Aber noch gibt es sie, zum Glück, die geselligen Abende im trauten Freundeskreis von Gleichgesinnten. Wem die Zeit dazu zu fehlen scheint, dem ruft Horaz zu: „Lebensglück setzt Lebenskunst voraus.“
Noch ein Wort zum vielzitierten freimaurerischen Geheimnis. Ursprünglich galt dieses dem Bewahren des Fachwissens der operativen Steinmetze. Durch geheime Zeichen und Worte wurden diese vor nichtberechtigten, d.h. nicht ausgewiesenen Fachleuten verborgen. In der modernen FM ist das Geheimnis das persönliche Erlebnis im Ritual, das nicht ausgesprochen werden kann. Es ist auch die Ermahnung, dass nicht alles, was man erlebt, ausgesprochen werden soll, die Verschwiegenheit als Tugend.

Die Freimauerei als Lebensschule

Ich habe versucht, ihnen aufzuzeigen, in welche Richtung sie ihre Absolventen leitet. Diese Schule hat vieles bewirkt und tut es auch heute noch. Wir haben festgestellt, dass diese Mischung von rational und irrational einmalig ist. Allerdings ist diese Denkweise nicht isoliert und nur bei ein paar Millionen Freimaurern, welche es weltweit gibt, anzutreffen.

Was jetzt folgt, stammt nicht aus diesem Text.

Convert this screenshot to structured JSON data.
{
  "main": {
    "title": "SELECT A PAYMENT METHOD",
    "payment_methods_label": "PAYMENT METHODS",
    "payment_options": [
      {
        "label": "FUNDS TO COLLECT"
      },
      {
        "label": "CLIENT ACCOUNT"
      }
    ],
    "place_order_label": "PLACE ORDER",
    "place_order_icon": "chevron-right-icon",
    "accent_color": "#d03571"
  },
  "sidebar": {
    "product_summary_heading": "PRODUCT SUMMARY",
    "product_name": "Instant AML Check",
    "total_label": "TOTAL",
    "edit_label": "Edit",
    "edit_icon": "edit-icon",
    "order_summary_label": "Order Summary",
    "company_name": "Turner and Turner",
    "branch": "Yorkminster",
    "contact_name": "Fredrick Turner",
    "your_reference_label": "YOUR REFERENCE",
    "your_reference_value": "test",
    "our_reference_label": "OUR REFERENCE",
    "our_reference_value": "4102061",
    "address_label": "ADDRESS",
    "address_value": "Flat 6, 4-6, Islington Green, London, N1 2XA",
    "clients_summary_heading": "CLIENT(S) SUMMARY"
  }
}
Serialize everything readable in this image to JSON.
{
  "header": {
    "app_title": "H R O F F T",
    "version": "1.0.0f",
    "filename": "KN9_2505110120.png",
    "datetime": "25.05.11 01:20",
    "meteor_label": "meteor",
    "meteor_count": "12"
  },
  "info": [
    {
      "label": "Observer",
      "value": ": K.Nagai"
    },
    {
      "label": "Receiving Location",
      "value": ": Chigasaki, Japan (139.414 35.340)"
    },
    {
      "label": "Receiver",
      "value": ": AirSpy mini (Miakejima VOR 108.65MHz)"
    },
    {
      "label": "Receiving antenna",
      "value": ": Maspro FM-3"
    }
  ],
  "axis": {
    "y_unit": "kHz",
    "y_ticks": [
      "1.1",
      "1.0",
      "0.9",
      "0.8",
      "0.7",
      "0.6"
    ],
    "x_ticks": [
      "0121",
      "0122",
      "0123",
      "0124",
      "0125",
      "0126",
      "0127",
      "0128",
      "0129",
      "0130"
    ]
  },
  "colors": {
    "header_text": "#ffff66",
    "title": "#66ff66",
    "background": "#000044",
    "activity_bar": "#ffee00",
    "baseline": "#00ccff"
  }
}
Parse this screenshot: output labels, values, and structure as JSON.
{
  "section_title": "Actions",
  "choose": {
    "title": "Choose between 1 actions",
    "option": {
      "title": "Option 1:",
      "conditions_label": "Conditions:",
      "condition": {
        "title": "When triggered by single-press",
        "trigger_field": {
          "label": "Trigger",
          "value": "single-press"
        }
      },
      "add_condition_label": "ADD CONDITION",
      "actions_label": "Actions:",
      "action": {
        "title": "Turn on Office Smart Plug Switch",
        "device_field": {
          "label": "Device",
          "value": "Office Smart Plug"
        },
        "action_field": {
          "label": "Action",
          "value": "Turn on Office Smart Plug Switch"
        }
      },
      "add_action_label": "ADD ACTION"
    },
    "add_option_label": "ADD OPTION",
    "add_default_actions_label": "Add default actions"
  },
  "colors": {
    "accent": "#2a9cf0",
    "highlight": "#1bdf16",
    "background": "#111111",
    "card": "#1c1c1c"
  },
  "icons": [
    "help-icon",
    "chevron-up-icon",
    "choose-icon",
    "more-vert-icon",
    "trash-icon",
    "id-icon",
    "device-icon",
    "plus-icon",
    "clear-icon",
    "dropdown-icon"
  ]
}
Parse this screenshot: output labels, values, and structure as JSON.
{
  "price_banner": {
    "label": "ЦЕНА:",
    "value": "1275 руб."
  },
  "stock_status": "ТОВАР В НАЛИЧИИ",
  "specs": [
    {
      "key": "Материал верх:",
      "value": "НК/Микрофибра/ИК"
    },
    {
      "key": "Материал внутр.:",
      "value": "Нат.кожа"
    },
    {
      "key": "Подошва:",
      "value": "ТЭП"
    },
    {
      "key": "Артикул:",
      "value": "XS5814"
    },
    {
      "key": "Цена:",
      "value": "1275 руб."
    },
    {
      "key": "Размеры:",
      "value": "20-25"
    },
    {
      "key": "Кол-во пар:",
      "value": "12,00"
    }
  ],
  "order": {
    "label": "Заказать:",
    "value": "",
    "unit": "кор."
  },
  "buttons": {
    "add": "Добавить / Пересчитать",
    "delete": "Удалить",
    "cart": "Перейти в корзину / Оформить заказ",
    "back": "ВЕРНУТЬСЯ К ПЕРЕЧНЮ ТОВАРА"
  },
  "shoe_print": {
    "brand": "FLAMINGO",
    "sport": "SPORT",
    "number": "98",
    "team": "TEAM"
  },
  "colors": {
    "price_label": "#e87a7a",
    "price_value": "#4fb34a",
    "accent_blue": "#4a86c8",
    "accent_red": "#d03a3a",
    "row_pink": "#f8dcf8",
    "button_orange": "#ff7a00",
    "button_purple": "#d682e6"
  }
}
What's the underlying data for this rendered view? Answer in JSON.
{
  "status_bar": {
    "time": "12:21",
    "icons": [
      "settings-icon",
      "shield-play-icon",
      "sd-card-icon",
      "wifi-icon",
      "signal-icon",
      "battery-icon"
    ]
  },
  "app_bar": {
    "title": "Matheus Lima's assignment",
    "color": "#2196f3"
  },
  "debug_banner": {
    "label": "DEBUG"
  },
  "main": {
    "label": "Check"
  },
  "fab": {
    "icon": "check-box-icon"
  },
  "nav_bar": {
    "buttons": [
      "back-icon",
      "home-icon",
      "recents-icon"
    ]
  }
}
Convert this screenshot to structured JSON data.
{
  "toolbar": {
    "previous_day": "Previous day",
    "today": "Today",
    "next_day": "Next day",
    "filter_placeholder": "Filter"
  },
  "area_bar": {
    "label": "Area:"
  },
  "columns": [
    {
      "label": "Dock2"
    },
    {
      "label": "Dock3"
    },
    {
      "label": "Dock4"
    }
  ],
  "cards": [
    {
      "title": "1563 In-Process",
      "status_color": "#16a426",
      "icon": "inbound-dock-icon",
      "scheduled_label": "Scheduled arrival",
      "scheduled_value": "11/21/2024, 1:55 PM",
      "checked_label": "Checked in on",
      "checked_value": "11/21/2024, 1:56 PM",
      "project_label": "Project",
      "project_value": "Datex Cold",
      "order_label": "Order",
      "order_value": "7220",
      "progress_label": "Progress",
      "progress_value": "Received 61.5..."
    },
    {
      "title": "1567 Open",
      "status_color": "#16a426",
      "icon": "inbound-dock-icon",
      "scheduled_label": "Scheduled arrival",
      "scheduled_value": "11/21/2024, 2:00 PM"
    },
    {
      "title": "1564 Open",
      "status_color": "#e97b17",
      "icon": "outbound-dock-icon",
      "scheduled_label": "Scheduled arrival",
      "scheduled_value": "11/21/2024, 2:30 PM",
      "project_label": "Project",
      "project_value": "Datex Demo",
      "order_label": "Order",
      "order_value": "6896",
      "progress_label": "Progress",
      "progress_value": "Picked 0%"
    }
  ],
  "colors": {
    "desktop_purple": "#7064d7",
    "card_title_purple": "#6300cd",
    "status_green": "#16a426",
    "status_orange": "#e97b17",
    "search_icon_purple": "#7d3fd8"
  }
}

Zu allen Zeiten und in allen Kulturen hat es Menschen gegeben, die mit dem eigenen Verstand vorwärts kommen wollten, aber auch begriffen, dass die Wirklichkeit auf verschiedenen Ebenen stattfindet.

Ich denke an die Mysterienkulte der Antike, an Eleusis, Isis und Osiris, Mythras, Orpheus usw. Ich erinnere an die Initiationsriten indigener Kulturen aber auch an die Stoa, welche in der Renaissance wiederentdeckt und stark in die Aufklärung eingegangen ist. Die FM hat sehr viel mit ihr zu tun.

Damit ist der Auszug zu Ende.